Histology and Ultrastructure

At the appropriate time points rodents inoculated with the AAV vectors were overdosed with sodium pentobarbital. They were then perfused by cardiac puncture with PBS and then with fixative consisting of 4% paraformaldehyde in 0.1 M PBS buffer (pH 7.4). The eyes with attached optic nerves were dissected out and further processed by immersion fixation in 2.5% glutaraldehyde, postfixed in 1% osmium tetroxide, 0.1 M sodium cacodylate-HCl buffer (pH 7.4), 7% sucrose in the cold, and then dehydrated through an ethanol series to propylene oxide, infiltrated, and embedded in epoxy resin that was polymerized at 60 °C overnight. For immunocytochemistry, tissue specimens were postfixed in 5.0% acrolein, 0.1 M sodium cacodylate-HCl buffer (pH 7.4) and 7% sucrose and then dehydrated through an ethanol series and embedded in LR White (Ted Pella, Redding, CA) that was polymerized at 50 °C overnight. Examinations were made with a FEI CM10 transmission electron microscope, operating at 80 kV.

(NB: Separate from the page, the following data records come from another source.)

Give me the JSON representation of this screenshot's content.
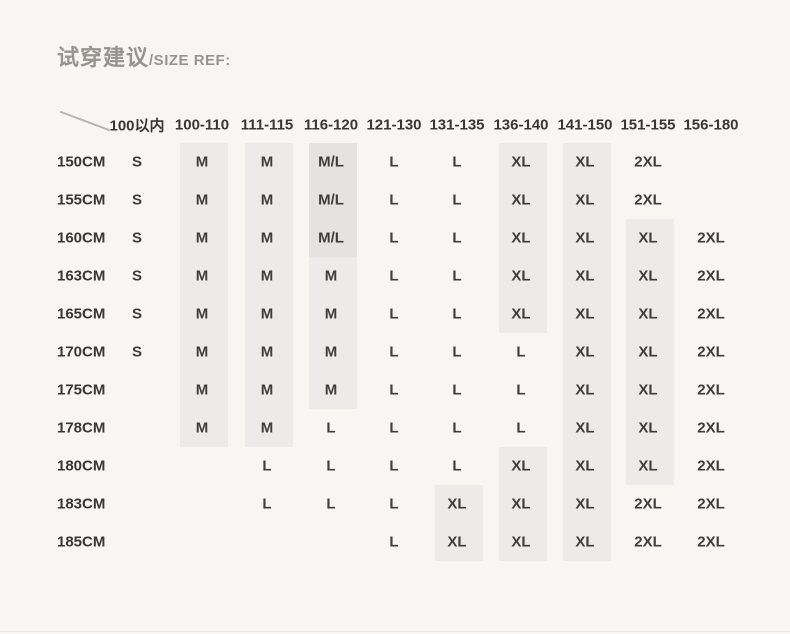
{
  "page": {
    "colors": {
      "background": "#f7f6f3",
      "title": "#96948e",
      "header_text": "#383734",
      "cell_text": "#3e3d3a",
      "highlight_light": "#ecebe9",
      "highlight_dark": "#e4e3e0",
      "diagonal_line": "#b5b4b1"
    }
  },
  "header": {
    "title_cn": "试穿建议",
    "title_en": "/SIZE REF:"
  },
  "chart_data": {
    "type": "table",
    "title": "试穿建议/SIZE REF:",
    "columns": [
      "100以内",
      "100-110",
      "111-115",
      "116-120",
      "121-130",
      "131-135",
      "136-140",
      "141-150",
      "151-155",
      "156-180"
    ],
    "rows": [
      {
        "height": "150CM",
        "sizes": [
          "S",
          "M",
          "M",
          "M/L",
          "L",
          "L",
          "XL",
          "XL",
          "2XL",
          ""
        ]
      },
      {
        "height": "155CM",
        "sizes": [
          "S",
          "M",
          "M",
          "M/L",
          "L",
          "L",
          "XL",
          "XL",
          "2XL",
          ""
        ]
      },
      {
        "height": "160CM",
        "sizes": [
          "S",
          "M",
          "M",
          "M/L",
          "L",
          "L",
          "XL",
          "XL",
          "XL",
          "2XL"
        ]
      },
      {
        "height": "163CM",
        "sizes": [
          "S",
          "M",
          "M",
          "M",
          "L",
          "L",
          "XL",
          "XL",
          "XL",
          "2XL"
        ]
      },
      {
        "height": "165CM",
        "sizes": [
          "S",
          "M",
          "M",
          "M",
          "L",
          "L",
          "XL",
          "XL",
          "XL",
          "2XL"
        ]
      },
      {
        "height": "170CM",
        "sizes": [
          "S",
          "M",
          "M",
          "M",
          "L",
          "L",
          "L",
          "XL",
          "XL",
          "2XL"
        ]
      },
      {
        "height": "175CM",
        "sizes": [
          "",
          "M",
          "M",
          "M",
          "L",
          "L",
          "L",
          "XL",
          "XL",
          "2XL"
        ]
      },
      {
        "height": "178CM",
        "sizes": [
          "",
          "M",
          "M",
          "L",
          "L",
          "L",
          "L",
          "XL",
          "XL",
          "2XL"
        ]
      },
      {
        "height": "180CM",
        "sizes": [
          "",
          "",
          "L",
          "L",
          "L",
          "L",
          "XL",
          "XL",
          "XL",
          "2XL"
        ]
      },
      {
        "height": "183CM",
        "sizes": [
          "",
          "",
          "L",
          "L",
          "L",
          "XL",
          "XL",
          "XL",
          "2XL",
          "2XL"
        ]
      },
      {
        "height": "185CM",
        "sizes": [
          "",
          "",
          "",
          "",
          "L",
          "XL",
          "XL",
          "XL",
          "2XL",
          "2XL"
        ]
      }
    ],
    "highlighted_bands": [
      {
        "column": "100-110",
        "from": "150CM",
        "to": "178CM",
        "shade": "light"
      },
      {
        "column": "111-115",
        "from": "150CM",
        "to": "178CM",
        "shade": "light"
      },
      {
        "column": "116-120",
        "from": "150CM",
        "to": "160CM",
        "shade": "dark"
      },
      {
        "column": "116-120",
        "from": "163CM",
        "to": "175CM",
        "shade": "light"
      },
      {
        "column": "131-135",
        "from": "183CM",
        "to": "185CM",
        "shade": "light"
      },
      {
        "column": "136-140",
        "from": "150CM",
        "to": "165CM",
        "shade": "light"
      },
      {
        "column": "136-140",
        "from": "180CM",
        "to": "185CM",
        "shade": "light"
      },
      {
        "column": "141-150",
        "from": "150CM",
        "to": "185CM",
        "shade": "light"
      },
      {
        "column": "151-155",
        "from": "160CM",
        "to": "180CM",
        "shade": "light"
      }
    ],
    "layout_hints": {
      "grid": false,
      "corner": "diagonal-line",
      "legend": "none"
    }
  }
}
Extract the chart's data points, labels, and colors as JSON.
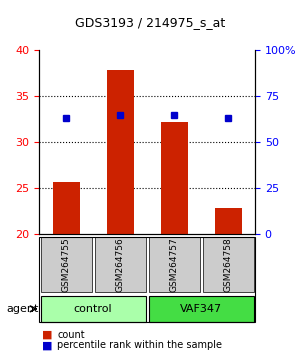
{
  "title": "GDS3193 / 214975_s_at",
  "samples": [
    "GSM264755",
    "GSM264756",
    "GSM264757",
    "GSM264758"
  ],
  "counts": [
    25.6,
    37.8,
    32.1,
    22.8
  ],
  "percentile_ranks": [
    63.0,
    64.5,
    64.5,
    63.0
  ],
  "ylim_left": [
    20,
    40
  ],
  "ylim_right": [
    0,
    100
  ],
  "yticks_left": [
    20,
    25,
    30,
    35,
    40
  ],
  "yticks_right": [
    0,
    25,
    50,
    75,
    100
  ],
  "ytick_labels_right": [
    "0",
    "25",
    "50",
    "75",
    "100%"
  ],
  "dotted_ticks": [
    25,
    30,
    35
  ],
  "bar_color": "#cc2200",
  "marker_color": "#0000cc",
  "groups": [
    {
      "label": "control",
      "indices": [
        0,
        1
      ],
      "color": "#aaffaa"
    },
    {
      "label": "VAF347",
      "indices": [
        2,
        3
      ],
      "color": "#44dd44"
    }
  ],
  "group_row_label": "agent",
  "sample_box_color": "#cccccc",
  "background_color": "#ffffff",
  "bar_width": 0.5,
  "legend_count_label": "count",
  "legend_percentile_label": "percentile rank within the sample"
}
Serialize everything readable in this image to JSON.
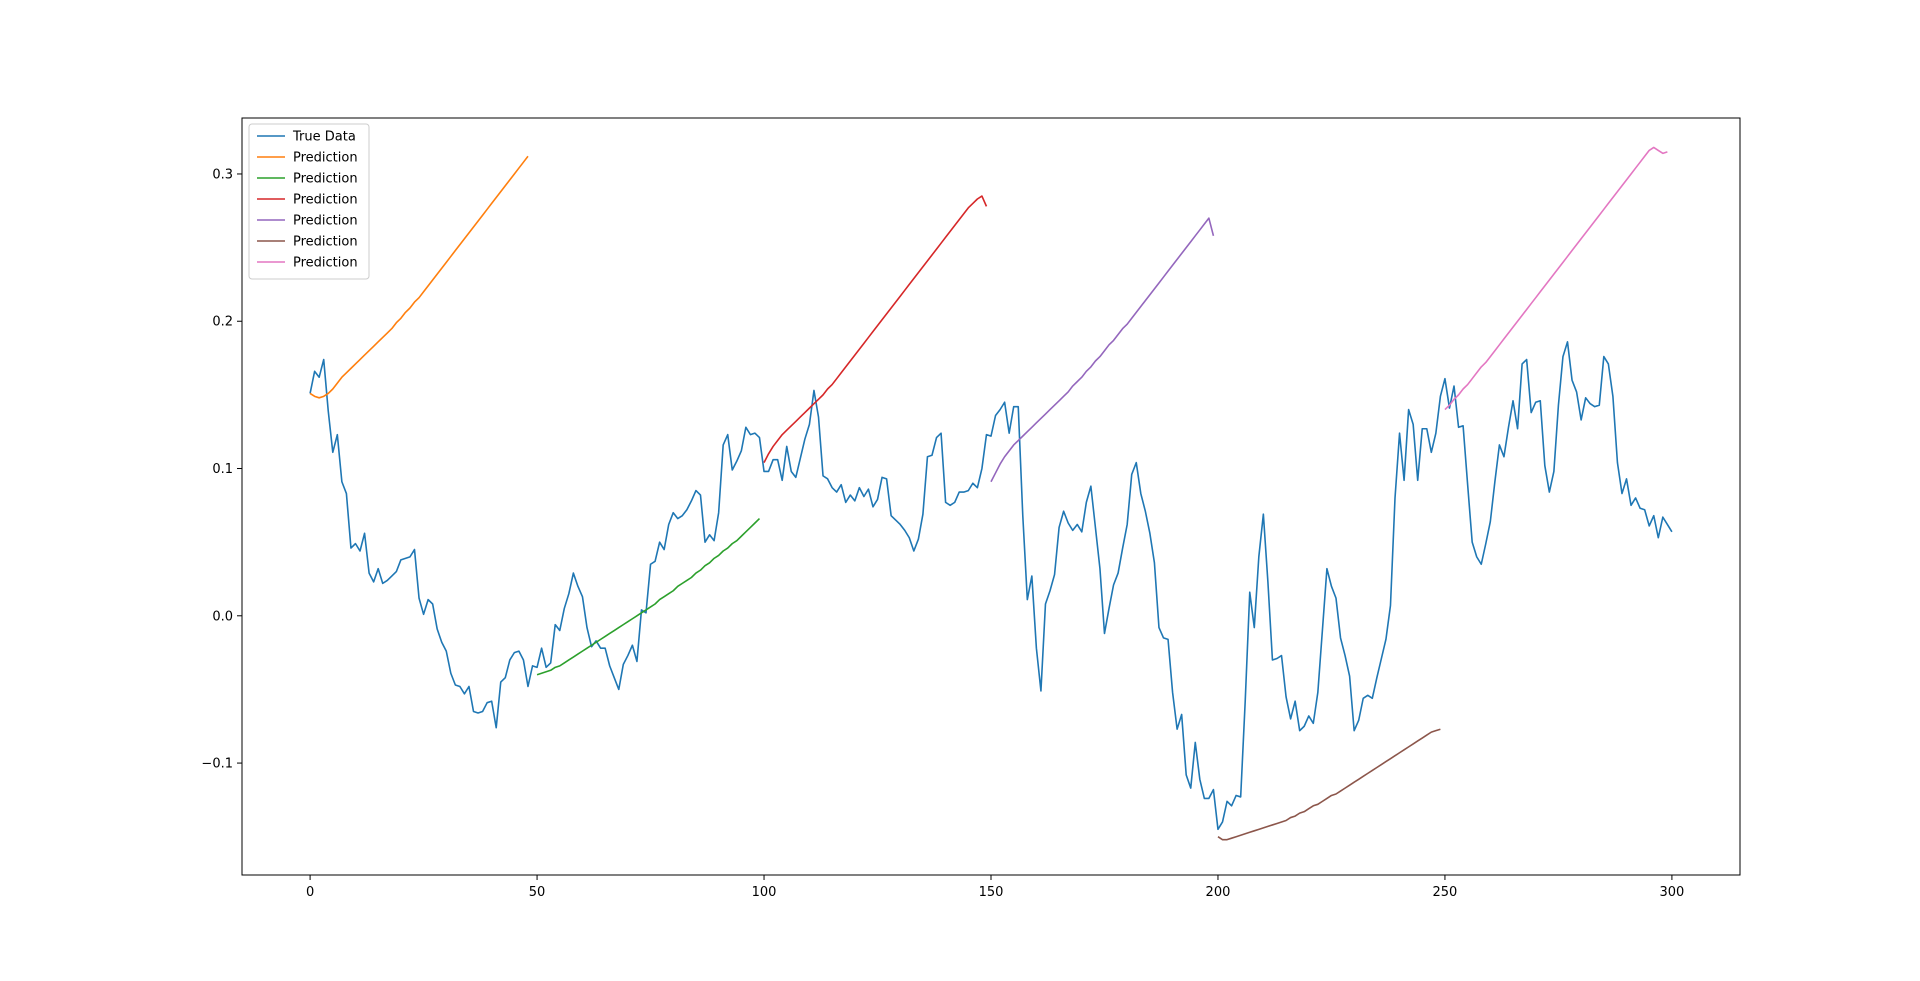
{
  "chart_data": {
    "type": "line",
    "title": "",
    "xlabel": "",
    "ylabel": "",
    "xlim": [
      -15,
      315
    ],
    "ylim": [
      -0.176,
      0.338
    ],
    "xticks": [
      0,
      50,
      100,
      150,
      200,
      250,
      300
    ],
    "yticks": [
      -0.1,
      0.0,
      0.1,
      0.2,
      0.3
    ],
    "xtick_labels": [
      "0",
      "50",
      "100",
      "150",
      "200",
      "250",
      "300"
    ],
    "ytick_labels": [
      "−0.1",
      "0.0",
      "0.1",
      "0.2",
      "0.3"
    ],
    "grid": false,
    "legend_position": "top-left",
    "series": [
      {
        "name": "True Data",
        "color": "#1f77b4",
        "x_start": 0,
        "values": [
          0.151,
          0.166,
          0.162,
          0.174,
          0.139,
          0.111,
          0.123,
          0.091,
          0.083,
          0.046,
          0.049,
          0.044,
          0.056,
          0.029,
          0.023,
          0.032,
          0.022,
          0.024,
          0.027,
          0.03,
          0.038,
          0.039,
          0.04,
          0.045,
          0.012,
          0.001,
          0.011,
          0.008,
          -0.009,
          -0.018,
          -0.024,
          -0.039,
          -0.047,
          -0.048,
          -0.053,
          -0.048,
          -0.065,
          -0.066,
          -0.065,
          -0.059,
          -0.058,
          -0.076,
          -0.045,
          -0.042,
          -0.03,
          -0.025,
          -0.024,
          -0.03,
          -0.048,
          -0.034,
          -0.035,
          -0.022,
          -0.035,
          -0.032,
          -0.006,
          -0.01,
          0.005,
          0.015,
          0.029,
          0.02,
          0.013,
          -0.008,
          -0.021,
          -0.017,
          -0.022,
          -0.022,
          -0.034,
          -0.042,
          -0.05,
          -0.033,
          -0.027,
          -0.02,
          -0.031,
          0.004,
          0.002,
          0.035,
          0.037,
          0.05,
          0.045,
          0.062,
          0.07,
          0.066,
          0.068,
          0.072,
          0.078,
          0.085,
          0.082,
          0.05,
          0.055,
          0.051,
          0.07,
          0.116,
          0.123,
          0.099,
          0.105,
          0.112,
          0.128,
          0.123,
          0.124,
          0.121,
          0.098,
          0.098,
          0.106,
          0.106,
          0.092,
          0.115,
          0.098,
          0.094,
          0.107,
          0.12,
          0.13,
          0.153,
          0.135,
          0.095,
          0.093,
          0.087,
          0.084,
          0.089,
          0.077,
          0.082,
          0.078,
          0.087,
          0.081,
          0.086,
          0.074,
          0.079,
          0.094,
          0.093,
          0.068,
          0.065,
          0.062,
          0.058,
          0.053,
          0.044,
          0.052,
          0.069,
          0.108,
          0.109,
          0.121,
          0.124,
          0.077,
          0.075,
          0.077,
          0.084,
          0.084,
          0.085,
          0.09,
          0.087,
          0.1,
          0.123,
          0.122,
          0.136,
          0.14,
          0.145,
          0.124,
          0.142,
          0.142,
          0.068,
          0.011,
          0.027,
          -0.022,
          -0.051,
          0.008,
          0.017,
          0.028,
          0.06,
          0.071,
          0.063,
          0.058,
          0.062,
          0.057,
          0.077,
          0.088,
          0.06,
          0.032,
          -0.012,
          0.005,
          0.021,
          0.029,
          0.046,
          0.062,
          0.096,
          0.104,
          0.083,
          0.071,
          0.056,
          0.036,
          -0.008,
          -0.015,
          -0.016,
          -0.052,
          -0.077,
          -0.067,
          -0.108,
          -0.117,
          -0.086,
          -0.111,
          -0.124,
          -0.124,
          -0.118,
          -0.145,
          -0.14,
          -0.126,
          -0.129,
          -0.122,
          -0.123,
          -0.058,
          0.016,
          -0.008,
          0.04,
          0.069,
          0.023,
          -0.03,
          -0.029,
          -0.027,
          -0.055,
          -0.07,
          -0.058,
          -0.078,
          -0.075,
          -0.068,
          -0.073,
          -0.052,
          -0.01,
          0.032,
          0.02,
          0.012,
          -0.015,
          -0.027,
          -0.041,
          -0.078,
          -0.071,
          -0.056,
          -0.054,
          -0.056,
          -0.042,
          -0.029,
          -0.016,
          0.007,
          0.08,
          0.124,
          0.092,
          0.14,
          0.13,
          0.092,
          0.127,
          0.127,
          0.111,
          0.124,
          0.149,
          0.161,
          0.141,
          0.156,
          0.128,
          0.129,
          0.089,
          0.05,
          0.04,
          0.035,
          0.049,
          0.064,
          0.091,
          0.116,
          0.108,
          0.128,
          0.146,
          0.127,
          0.171,
          0.174,
          0.138,
          0.145,
          0.146,
          0.102,
          0.084,
          0.098,
          0.143,
          0.176,
          0.186,
          0.16,
          0.152,
          0.133,
          0.148,
          0.144,
          0.142,
          0.143,
          0.176,
          0.171,
          0.149,
          0.104,
          0.083,
          0.093,
          0.075,
          0.08,
          0.073,
          0.072,
          0.061,
          0.068,
          0.053,
          0.067,
          0.062,
          0.057
        ]
      },
      {
        "name": "Prediction",
        "color": "#ff7f0e",
        "x_start": 0,
        "values": [
          0.151,
          0.149,
          0.148,
          0.149,
          0.151,
          0.154,
          0.158,
          0.162,
          0.165,
          0.168,
          0.171,
          0.174,
          0.177,
          0.18,
          0.183,
          0.186,
          0.189,
          0.192,
          0.195,
          0.199,
          0.202,
          0.206,
          0.209,
          0.213,
          0.216,
          0.22,
          0.224,
          0.228,
          0.232,
          0.236,
          0.24,
          0.244,
          0.248,
          0.252,
          0.256,
          0.26,
          0.264,
          0.268,
          0.272,
          0.276,
          0.28,
          0.284,
          0.288,
          0.292,
          0.296,
          0.3,
          0.304,
          0.308,
          0.312
        ]
      },
      {
        "name": "Prediction",
        "color": "#2ca02c",
        "x_start": 50,
        "values": [
          -0.04,
          -0.039,
          -0.038,
          -0.037,
          -0.035,
          -0.034,
          -0.032,
          -0.03,
          -0.028,
          -0.026,
          -0.024,
          -0.022,
          -0.02,
          -0.018,
          -0.016,
          -0.014,
          -0.012,
          -0.01,
          -0.008,
          -0.006,
          -0.004,
          -0.002,
          0.0,
          0.002,
          0.004,
          0.006,
          0.008,
          0.011,
          0.013,
          0.015,
          0.017,
          0.02,
          0.022,
          0.024,
          0.026,
          0.029,
          0.031,
          0.034,
          0.036,
          0.039,
          0.041,
          0.044,
          0.046,
          0.049,
          0.051,
          0.054,
          0.057,
          0.06,
          0.063,
          0.066
        ]
      },
      {
        "name": "Prediction",
        "color": "#d62728",
        "x_start": 100,
        "values": [
          0.104,
          0.11,
          0.115,
          0.119,
          0.123,
          0.126,
          0.129,
          0.132,
          0.135,
          0.138,
          0.141,
          0.144,
          0.147,
          0.15,
          0.154,
          0.157,
          0.161,
          0.165,
          0.169,
          0.173,
          0.177,
          0.181,
          0.185,
          0.189,
          0.193,
          0.197,
          0.201,
          0.205,
          0.209,
          0.213,
          0.217,
          0.221,
          0.225,
          0.229,
          0.233,
          0.237,
          0.241,
          0.245,
          0.249,
          0.253,
          0.257,
          0.261,
          0.265,
          0.269,
          0.273,
          0.277,
          0.28,
          0.283,
          0.285,
          0.278
        ]
      },
      {
        "name": "Prediction",
        "color": "#9467bd",
        "x_start": 150,
        "values": [
          0.091,
          0.097,
          0.103,
          0.108,
          0.112,
          0.116,
          0.119,
          0.122,
          0.125,
          0.128,
          0.131,
          0.134,
          0.137,
          0.14,
          0.143,
          0.146,
          0.149,
          0.152,
          0.156,
          0.159,
          0.162,
          0.166,
          0.169,
          0.173,
          0.176,
          0.18,
          0.184,
          0.187,
          0.191,
          0.195,
          0.198,
          0.202,
          0.206,
          0.21,
          0.214,
          0.218,
          0.222,
          0.226,
          0.23,
          0.234,
          0.238,
          0.242,
          0.246,
          0.25,
          0.254,
          0.258,
          0.262,
          0.266,
          0.27,
          0.258
        ]
      },
      {
        "name": "Prediction",
        "color": "#8c564b",
        "x_start": 200,
        "values": [
          -0.15,
          -0.152,
          -0.152,
          -0.151,
          -0.15,
          -0.149,
          -0.148,
          -0.147,
          -0.146,
          -0.145,
          -0.144,
          -0.143,
          -0.142,
          -0.141,
          -0.14,
          -0.139,
          -0.137,
          -0.136,
          -0.134,
          -0.133,
          -0.131,
          -0.129,
          -0.128,
          -0.126,
          -0.124,
          -0.122,
          -0.121,
          -0.119,
          -0.117,
          -0.115,
          -0.113,
          -0.111,
          -0.109,
          -0.107,
          -0.105,
          -0.103,
          -0.101,
          -0.099,
          -0.097,
          -0.095,
          -0.093,
          -0.091,
          -0.089,
          -0.087,
          -0.085,
          -0.083,
          -0.081,
          -0.079,
          -0.078,
          -0.077
        ]
      },
      {
        "name": "Prediction",
        "color": "#e377c2",
        "x_start": 250,
        "values": [
          0.14,
          0.143,
          0.147,
          0.15,
          0.154,
          0.157,
          0.161,
          0.165,
          0.169,
          0.172,
          0.176,
          0.18,
          0.184,
          0.188,
          0.192,
          0.196,
          0.2,
          0.204,
          0.208,
          0.212,
          0.216,
          0.22,
          0.224,
          0.228,
          0.232,
          0.236,
          0.24,
          0.244,
          0.248,
          0.252,
          0.256,
          0.26,
          0.264,
          0.268,
          0.272,
          0.276,
          0.28,
          0.284,
          0.288,
          0.292,
          0.296,
          0.3,
          0.304,
          0.308,
          0.312,
          0.316,
          0.318,
          0.316,
          0.314,
          0.315
        ]
      }
    ]
  }
}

Optic Nerve Diameters and Axons Counts

Fifteen months after intraocular injections, optic nerves of approximately 5 mm in length were dissected from 1 mm behind the globe to the optic chiasm. For axon counts, an average of 10 transmission electron micrographs were photographed by a masked observer at a magnification of 4600× for each optic nerve specimen. The diameter and number of axons were then manually counted. Axons were identified by a clear axoplasmic cytoskeleton or surrounding electron dense myelin sheath. A total of 2972 axons were counted for MTSAAV-mcherry controls and 4904 axons for MTSAAV-hND4 treated mice.

Statistical Analysis

Statistical analyses were performed using the Graphpad Prism software. Two groups were compared using two- tailed t tests, with P values of < 0.05 considered significant. Values were expressed as means ± standard deviation (SD).